Moreover, none of those three companies has a P/E ratio, and that’s because they’re unprofitable. It just goes to show that gaining the attention of the media and amateur traders doesn’t necessarily mean a company is on solid financial ground.
Courtesy: Yahoo Finance
In contrast, Alphabet (a.k.a. Google) stock, which has the stock tickers GOOG and GOOGL, is profitable and has a fairly reasonable P/E ratio of around 27. As you can see in the table shown above, Alphabet’s beta isn’t very different from that of the S&P 500, so you probably wouldn’t have to deal with extreme volatility with GOOG stock like you would with smaller AI-related stocks.
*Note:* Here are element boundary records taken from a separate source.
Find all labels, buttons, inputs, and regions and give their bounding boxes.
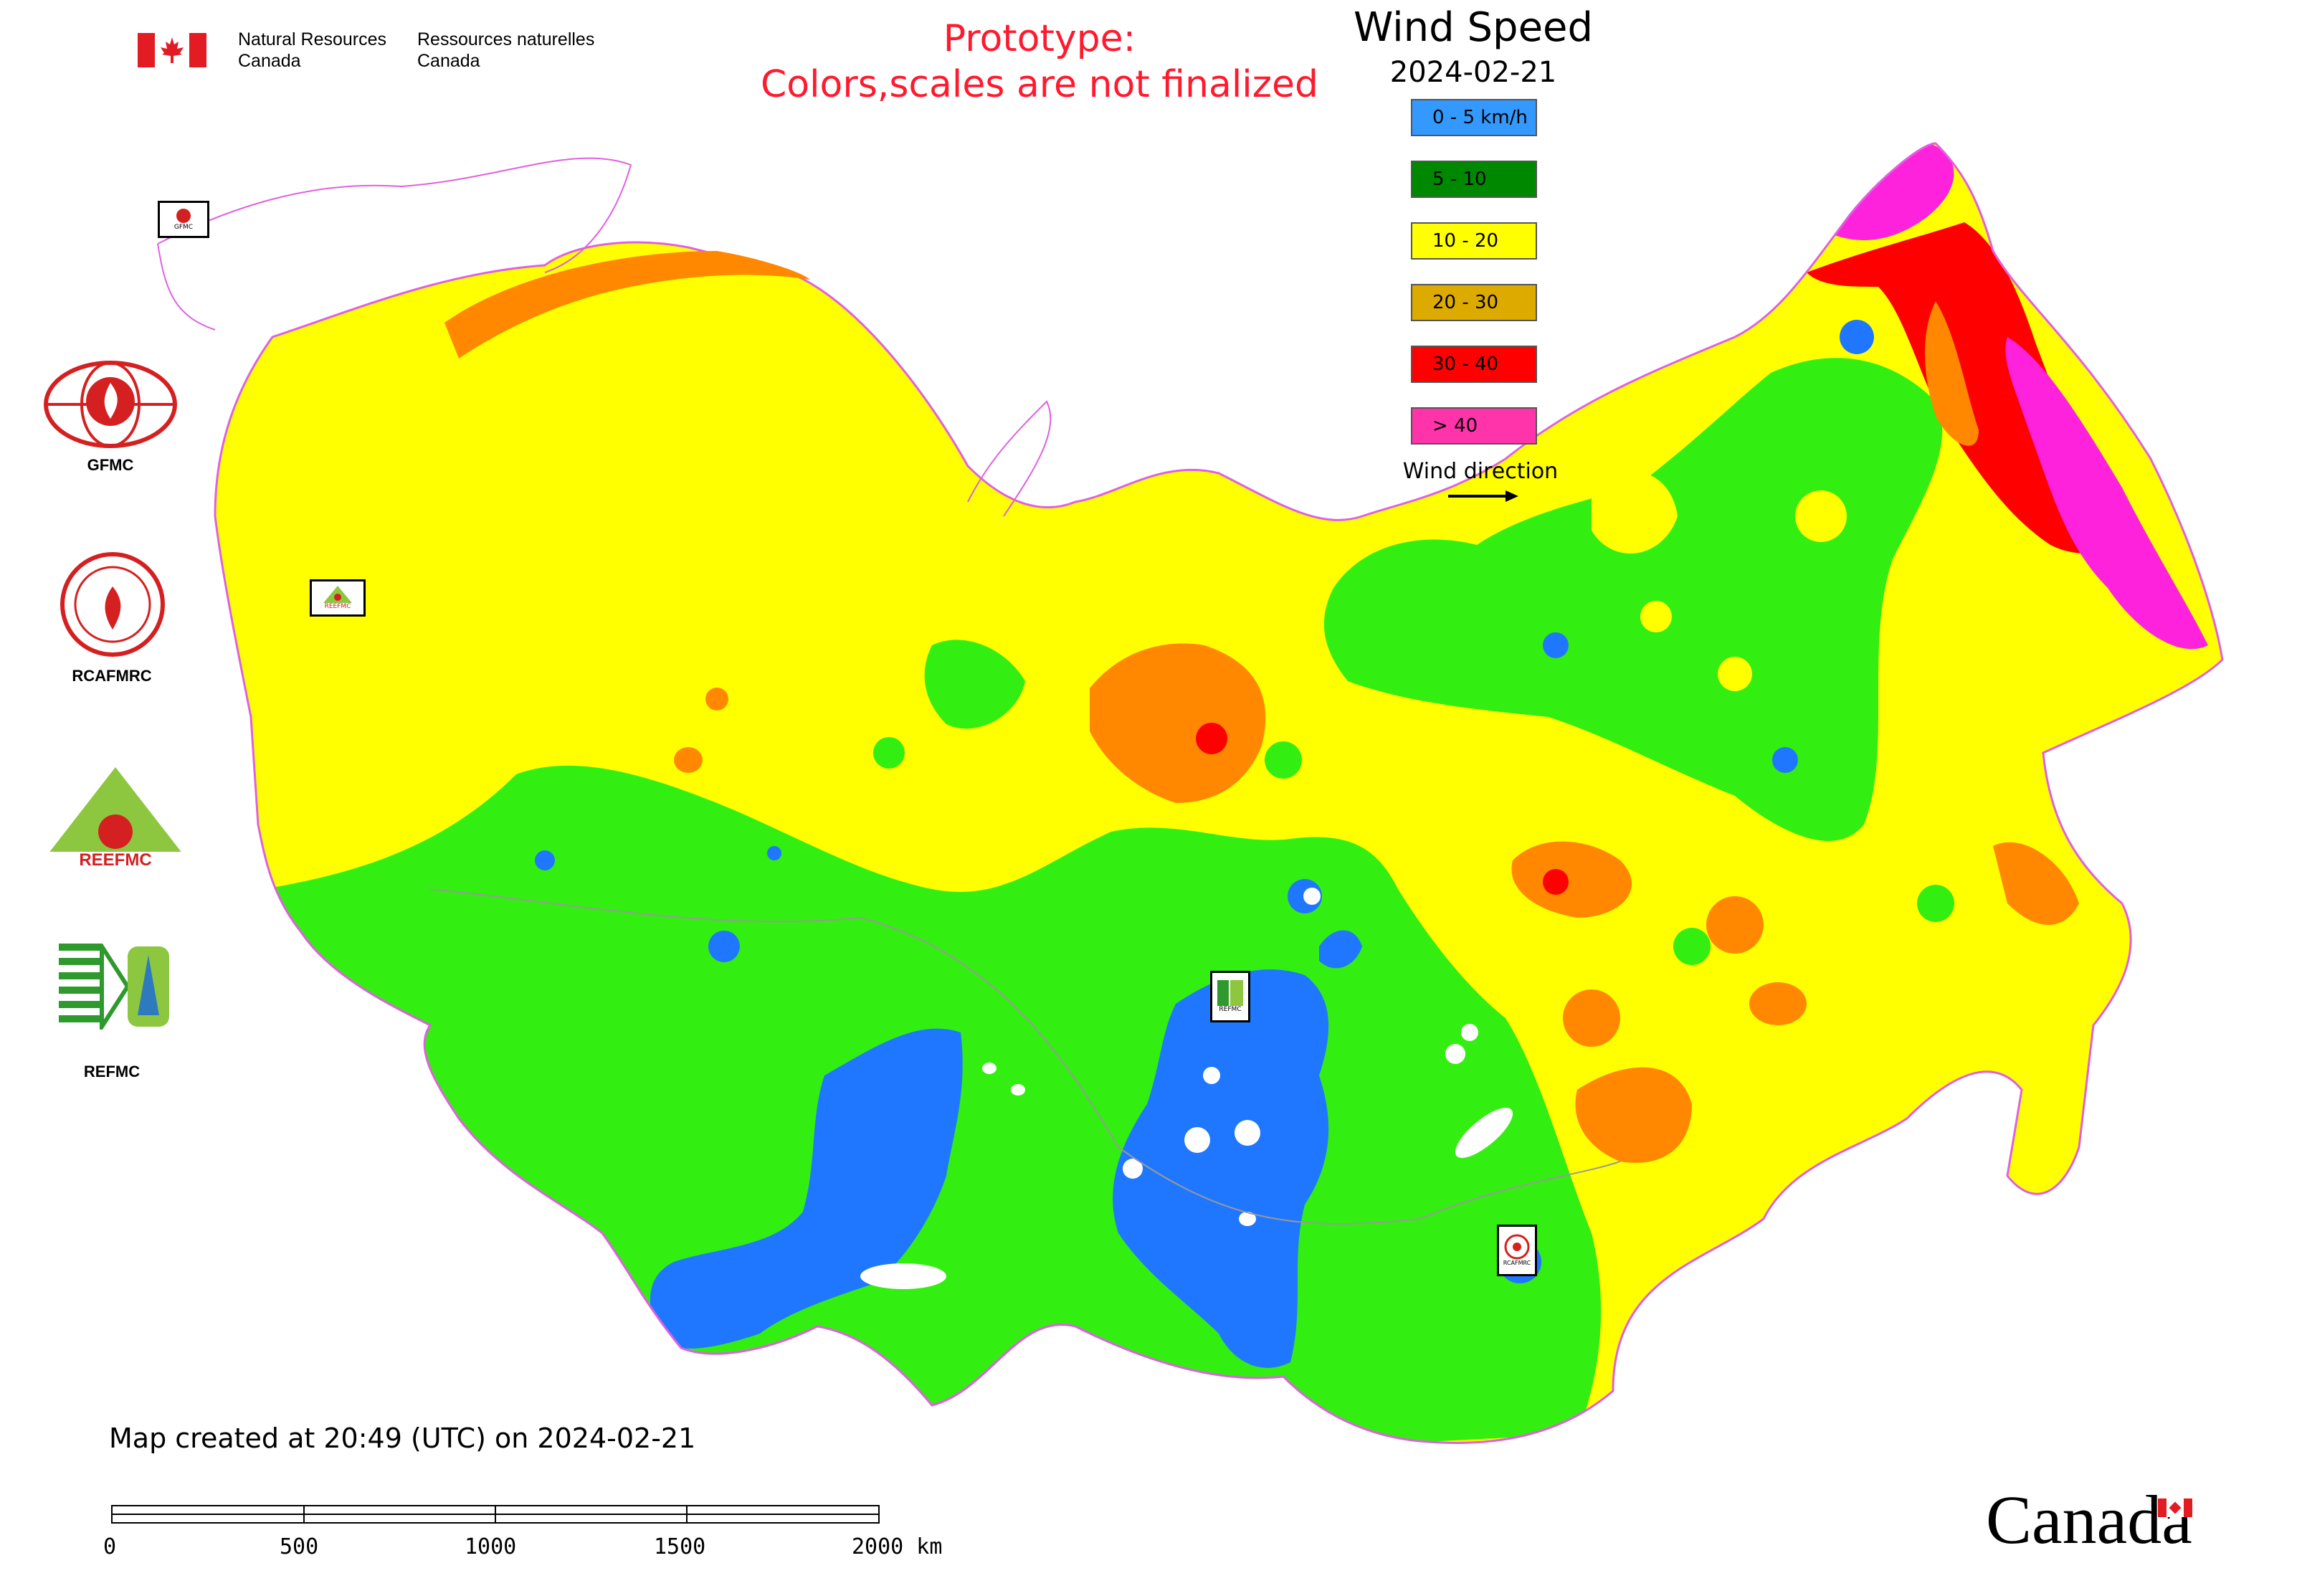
zone-calm-north: [1319, 930, 1362, 969]
zone-calm-dot: [1543, 632, 1569, 658]
zone-fresh-arctic: [444, 251, 810, 358]
zone-moderate-pocket: [1718, 657, 1752, 691]
org-name-en: Natural Resources Canada: [238, 29, 387, 71]
island-outline: [967, 400, 1052, 517]
zone-calm-dot: [708, 931, 740, 962]
zone-calm-central: [1113, 969, 1329, 1368]
lakes: [860, 888, 1513, 1289]
scale-bar: [111, 1505, 880, 1524]
map-marker-gfmc[interactable]: GFMC: [158, 201, 209, 238]
legend-item-gale: > 40: [1411, 407, 1537, 445]
map-marker-refmc[interactable]: REFMC: [1210, 971, 1250, 1022]
triangle-icon: [323, 586, 352, 603]
refmc-logo-icon: [59, 939, 171, 1035]
scale-label: 0: [103, 1534, 117, 1559]
legend-item-fresh: 20 - 30: [1411, 284, 1537, 321]
zone-gale-kamchatka: [2005, 337, 2208, 650]
zone-light-pocket: [924, 640, 1025, 729]
gfmc-logo-icon: [40, 358, 181, 452]
zone-strong-spot: [1543, 869, 1569, 895]
zone-calm-dot: [535, 850, 555, 870]
zone-light-northeast: [1323, 358, 1943, 841]
legend-item-light: 5 - 10: [1411, 161, 1537, 198]
zone-fresh-south: [1575, 1067, 1692, 1163]
reefmc-logo-icon: REEFMC: [40, 763, 191, 870]
map-marker-rcafmrc[interactable]: RCAFMRC: [1497, 1225, 1537, 1276]
svg-text:REEFMC: REEFMC: [79, 850, 151, 870]
scale-label: 1500: [654, 1534, 706, 1559]
internal-border: [429, 888, 1621, 1225]
zone-calm-dot: [1772, 747, 1798, 773]
zone-moderate-pocket: [1795, 490, 1847, 542]
zone-light-pocket: [1917, 885, 1954, 922]
legend-item-calm: 0 - 5 km/h: [1411, 99, 1537, 136]
zone-moderate-pocket: [1592, 470, 1678, 554]
zone-fresh-yamal: [1090, 643, 1266, 803]
zone-fresh-spot: [1706, 896, 1764, 954]
org-label-refmc: REFMC: [83, 1063, 141, 1080]
legend-title: Wind Speed: [1353, 4, 1594, 51]
legend-date: 2024-02-21: [1389, 56, 1557, 89]
zone-calm-dot: [767, 846, 781, 860]
scandinavia-outline: [157, 157, 632, 331]
zone-calm-dot: [1840, 320, 1874, 354]
wordmark-flag-icon: [2158, 1498, 2192, 1517]
scale-label: 500: [280, 1534, 319, 1559]
zone-fresh-east: [1511, 841, 1632, 918]
wind-direction-label: Wind direction: [1402, 459, 1559, 484]
map-created-text: Map created at 20:49 (UTC) on 2024-02-21: [109, 1422, 696, 1454]
flame-icon: [176, 209, 191, 223]
zone-light-pocket: [1673, 928, 1711, 965]
map-marker-reefmc[interactable]: REEFMC: [310, 579, 366, 617]
org-label-gfmc: GFMC: [87, 456, 134, 474]
scale-label: 1000: [465, 1534, 517, 1559]
rcafmrc-logo-icon: [59, 551, 166, 658]
zone-fresh-amur: [1993, 842, 2079, 925]
prototype-notice: Prototype: Colors,scales are not finaliz…: [760, 17, 1319, 106]
zone-fresh-spot: [1749, 982, 1807, 1025]
zone-moderate-pocket: [1640, 601, 1672, 632]
zone-strong-spot: [1196, 723, 1227, 754]
zone-fresh-okhotsk: [1925, 301, 1979, 446]
country-outline: [214, 142, 2224, 1444]
zone-fresh-spot: [674, 747, 703, 773]
scale-label: 2000 km: [852, 1534, 943, 1559]
org-label-rcafmrc: RCAFMRC: [72, 667, 152, 685]
zone-light-pocket: [1265, 741, 1302, 779]
canada-wordmark: Canada: [1986, 1481, 2192, 1558]
zone-fresh-spot: [1563, 989, 1620, 1047]
legend-item-moderate: 10 - 20: [1411, 222, 1537, 260]
round-seal-icon: [1504, 1234, 1530, 1260]
zone-fresh-spot: [705, 688, 728, 711]
org-name-fr: Ressources naturelles Canada: [417, 29, 595, 71]
canada-flag-icon: [138, 33, 206, 67]
legend-item-strong: 30 - 40: [1411, 346, 1537, 383]
sigma-tree-icon: [1217, 980, 1243, 1006]
wind-direction-arrow-icon: [1448, 490, 1518, 502]
zone-light-pocket: [873, 737, 905, 769]
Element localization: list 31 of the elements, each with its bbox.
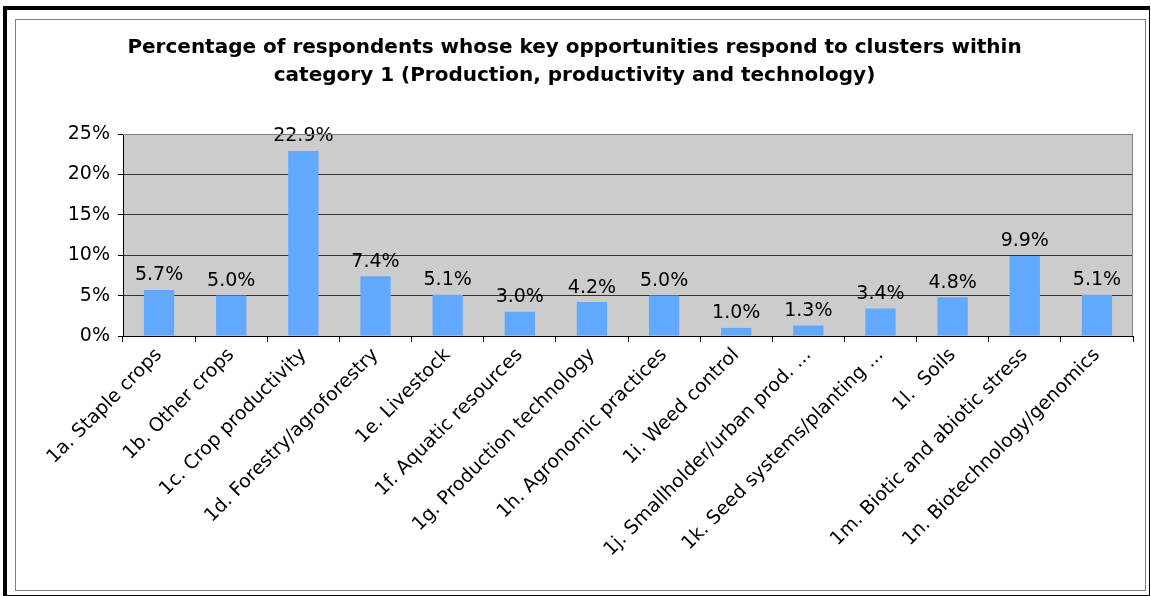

Meanwhile, Microsoft’s (MSFT) P/E ratio of 34 isn’t quite as attractive, but at least the company is profitable and has been that way for a very long time. Granted, GOOG and MSFT stock won’t provide pure, direct exposure to AI. For that, you’d have to invest in something riskier.
Or, you can just relax and take no action whatsoever. Like it or not, pretty much anyone with a standard company-supplied retirement account has some exposure to AI-facing companies. Ironically and alarmingly enough, AI might actually end up selecting their investments someday, if that’s not happening already.